Elevated TNF-alpha also directly damages the intestinal brush border, the microscopic finger-like projections where most nutrient absorption happens. Your surface area for absorbing protein shrinks. The proteins you do absorb often trigger immune attacks because they entered through a damaged barrier. You end up with both malabsorption and food sensitivities.

SOD2, superoxide dismutase 2, is an antioxidant enzyme that lives inside your mitochondria and converts dangerous superoxide radicals into harmless hydrogen peroxide. Mitochondria are the energy factories of your cells, and they produce a lot of oxidative stress as a byproduct of making ATP. Without SOD2, that stress damages the mitochondrial DNA and lipids, and the cell either dies or becomes dysfunctional.

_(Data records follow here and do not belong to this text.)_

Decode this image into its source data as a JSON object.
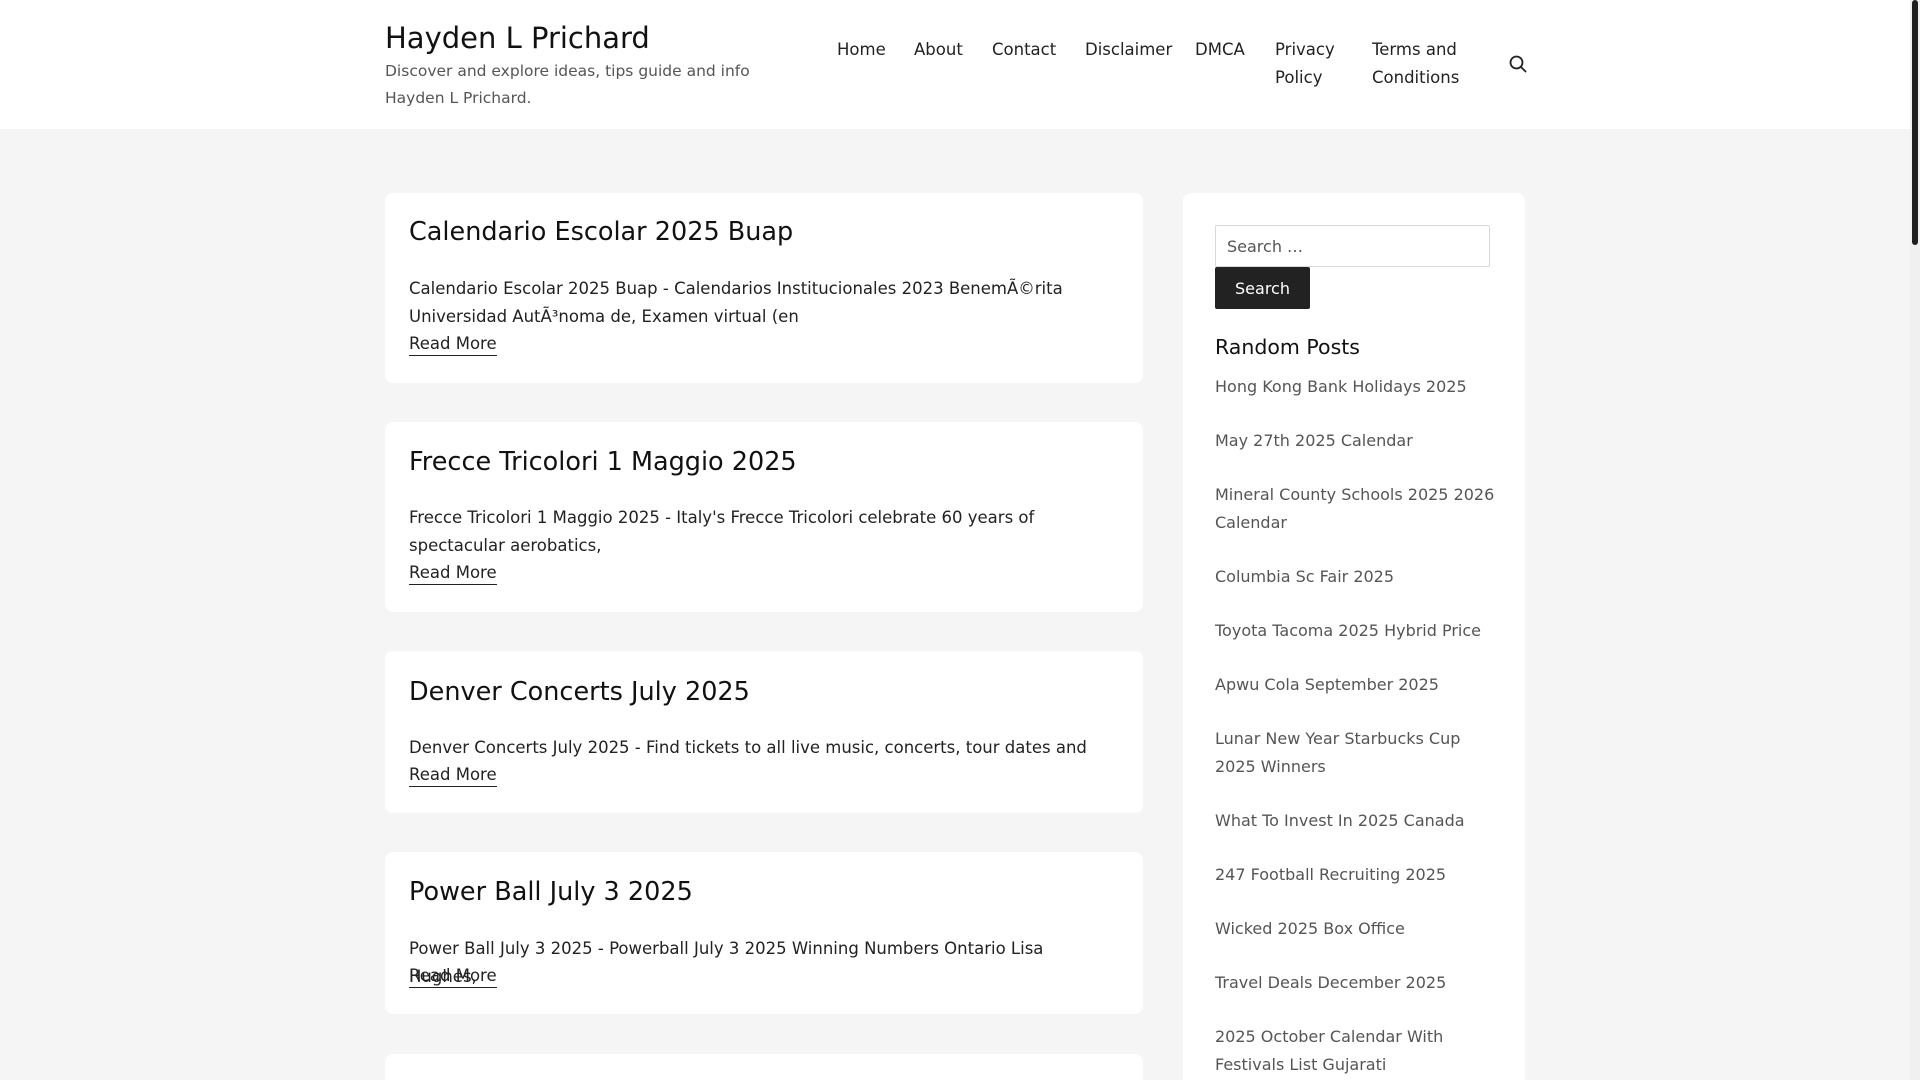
{
  "site": {
    "title": "Hayden L Prichard",
    "description": "Discover and explore ideas, tips guide and info Hayden L Prichard."
  },
  "nav": {
    "items": [
      "Home",
      "About",
      "Contact",
      "Disclaimer",
      "DMCA",
      "Privacy Policy",
      "Terms and Conditions"
    ],
    "search_icon": "search-icon"
  },
  "posts": [
    {
      "title": "Calendario Escolar 2025 Buap",
      "excerpt": "Calendario Escolar 2025 Buap - Calendarios Institucionales 2023 BenemÃ©rita Universidad AutÃ³noma de, Examen virtual (en",
      "read_more": "Read More"
    },
    {
      "title": "Frecce Tricolori 1 Maggio 2025",
      "excerpt": "Frecce Tricolori 1 Maggio 2025 - Italy's Frecce Tricolori celebrate 60 years of spectacular aerobatics,",
      "read_more": "Read More"
    },
    {
      "title": "Denver Concerts July 2025",
      "excerpt": "Denver Concerts July 2025 - Find tickets to all live music, concerts, tour dates and",
      "read_more": "Read More"
    },
    {
      "title": "Power Ball July 3 2025",
      "excerpt": "Power Ball July 3 2025 - Powerball July 3 2025 Winning Numbers Ontario Lisa Hughes,",
      "read_more": "Read More"
    }
  ],
  "sidebar": {
    "search_placeholder": "Search …",
    "search_button": "Search",
    "widget_title": "Random Posts",
    "random_posts": [
      "Hong Kong Bank Holidays 2025",
      "May 27th 2025 Calendar",
      "Mineral County Schools 2025 2026 Calendar",
      "Columbia Sc Fair 2025",
      "Toyota Tacoma 2025 Hybrid Price",
      "Apwu Cola September 2025",
      "Lunar New Year Starbucks Cup 2025 Winners",
      "What To Invest In 2025 Canada",
      "247 Football Recruiting 2025",
      "Wicked 2025 Box Office",
      "Travel Deals December 2025",
      "2025 October Calendar With Festivals List Gujarati"
    ]
  }
}
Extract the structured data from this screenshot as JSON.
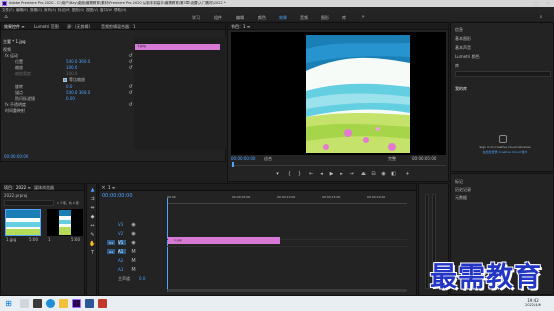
{
  "window": {
    "title": "Adobe Premiere Pro 2020 - C:\\用户\\Bay\\桌面\\最需教育\\素材\\Premiere Pro 2020 从新手到高手\\最需教育\\第3章\\设置\\入门素材\\2022 *"
  },
  "menu": [
    "文件(F)",
    "编辑(E)",
    "剪辑(C)",
    "序列(S)",
    "标记(M)",
    "图形(G)",
    "视图(V)",
    "窗口(W)",
    "帮助(H)"
  ],
  "workspaces": [
    "学习",
    "组件",
    "编辑",
    "颜色",
    "效果",
    "音频",
    "图形",
    "库"
  ],
  "effect_controls": {
    "tabs": [
      "效果控件 ≡",
      "Lumetri 范围",
      "源：(无剪辑)",
      "音频剪辑混合器：1"
    ],
    "clip_label": "主要 * 1.jpg",
    "clip_name": "1.jpg",
    "rows": [
      {
        "label": "视频",
        "value": ""
      },
      {
        "label": "fx 运动",
        "value": ""
      },
      {
        "label": "位置",
        "value": "540.0   360.0"
      },
      {
        "label": "缩放",
        "value": "100.0"
      },
      {
        "label": "缩放宽度",
        "value": "100.0"
      },
      {
        "label": "等比缩放",
        "value": ""
      },
      {
        "label": "旋转",
        "value": "0.0"
      },
      {
        "label": "锚点",
        "value": "540.0   360.0"
      },
      {
        "label": "防闪烁滤镜",
        "value": "0.00"
      },
      {
        "label": "fx 不透明度",
        "value": ""
      },
      {
        "label": "时间重映射",
        "value": ""
      }
    ],
    "timecode": "00:00:00:00"
  },
  "program_monitor": {
    "title": "节目：1 ≡",
    "timecode": "00:00:00:00",
    "fit": "适合",
    "quality": "完整",
    "duration": "00:00:05:00"
  },
  "right_panel": {
    "items": [
      "信息",
      "基本图形",
      "基本声音",
      "Lumetri 颜色",
      "库"
    ],
    "libraries_tab": "我的库",
    "library_message_line1": "Sign in to Creative Cloud Libraries",
    "library_message_line2": "在此处登录 Creative Cloud 帐户",
    "bottom_items": [
      "标记",
      "历史记录",
      "元数据"
    ]
  },
  "project_panel": {
    "tabs": [
      "项目：2022 ≡",
      "媒体浏览器"
    ],
    "file": "2022.prproj",
    "count": "1 个项，共 2 项",
    "items": [
      {
        "name": "1.jpg",
        "dur": "5:00"
      },
      {
        "name": "1",
        "dur": "5:00"
      }
    ]
  },
  "timeline": {
    "tab": "1 ≡",
    "timecode": "00:00:00:00",
    "ruler": [
      "00:00",
      "00:00:05:00",
      "00:00:10:00",
      "00:00:15:00",
      "00:00:20:00"
    ],
    "tracks": [
      "V3",
      "V2",
      "V1",
      "A1",
      "A2",
      "A3"
    ],
    "master_label": "主声道",
    "master_value": "0.0",
    "clip_label": "1.jpg"
  },
  "taskbar": {
    "time": "19:42",
    "date": "2022/4/6"
  },
  "watermark": "最需教育",
  "colors": {
    "accent": "#4fa3ff",
    "clip": "#d77ad6",
    "panel": "#232323"
  }
}
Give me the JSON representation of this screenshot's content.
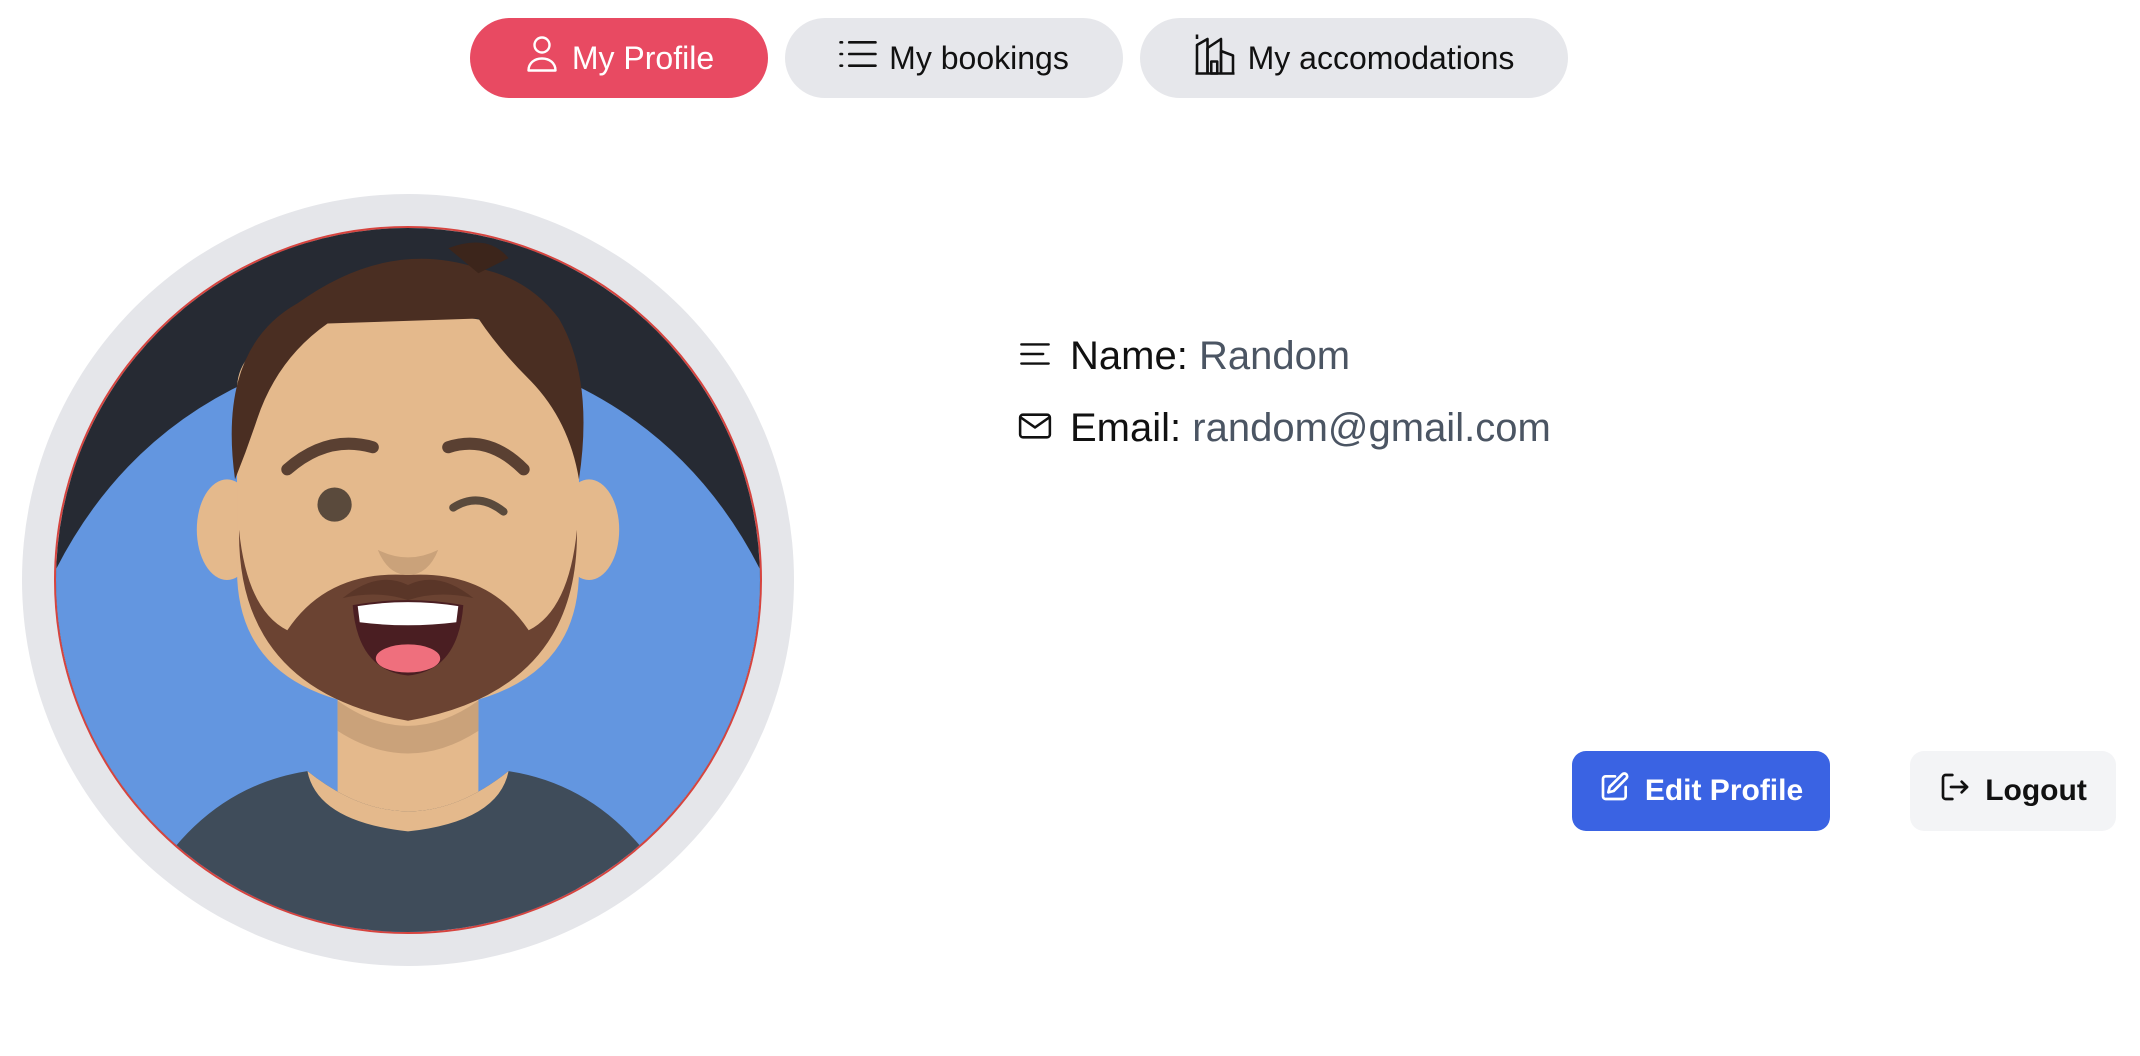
{
  "tabs": [
    {
      "label": "My Profile",
      "icon": "user-icon",
      "active": true
    },
    {
      "label": "My bookings",
      "icon": "list-icon",
      "active": false
    },
    {
      "label": "My accomodations",
      "icon": "building-icon",
      "active": false
    }
  ],
  "profile": {
    "name_label": "Name:",
    "name_value": "Random",
    "email_label": "Email:",
    "email_value": "random@gmail.com"
  },
  "actions": {
    "edit_label": "Edit Profile",
    "logout_label": "Logout"
  },
  "colors": {
    "accent": "#e84a62",
    "primary": "#3a63e3"
  }
}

The SOD2 Ala16Val variant (rs4880), with the Val/Val genotype being less common but more functionally important, reduces SOD2 activity and mitochondrial antioxidant capacity. If you carry Val alleles, your mitochondria are under greater oxidative stress, your cells produce less ATP per unit of fuel, and your intestinal cells are particularly vulnerable. Your intestinal epithelial cells are the most metabolically active cells in your body; they require enormous amounts of ATP just to maintain the tight junctions and active transport pumps that absorb nutrients.

When SOD2 is impaired, your intestinal cells cannot generate enough energy to maintain the barrier or absorb protein actively. You may have normal passive diffusion of some molecules, but active transport (which requires energy for most amino acids and peptides) is compromised. You eat protein, but your cells cannot push it across the barrier efficiently.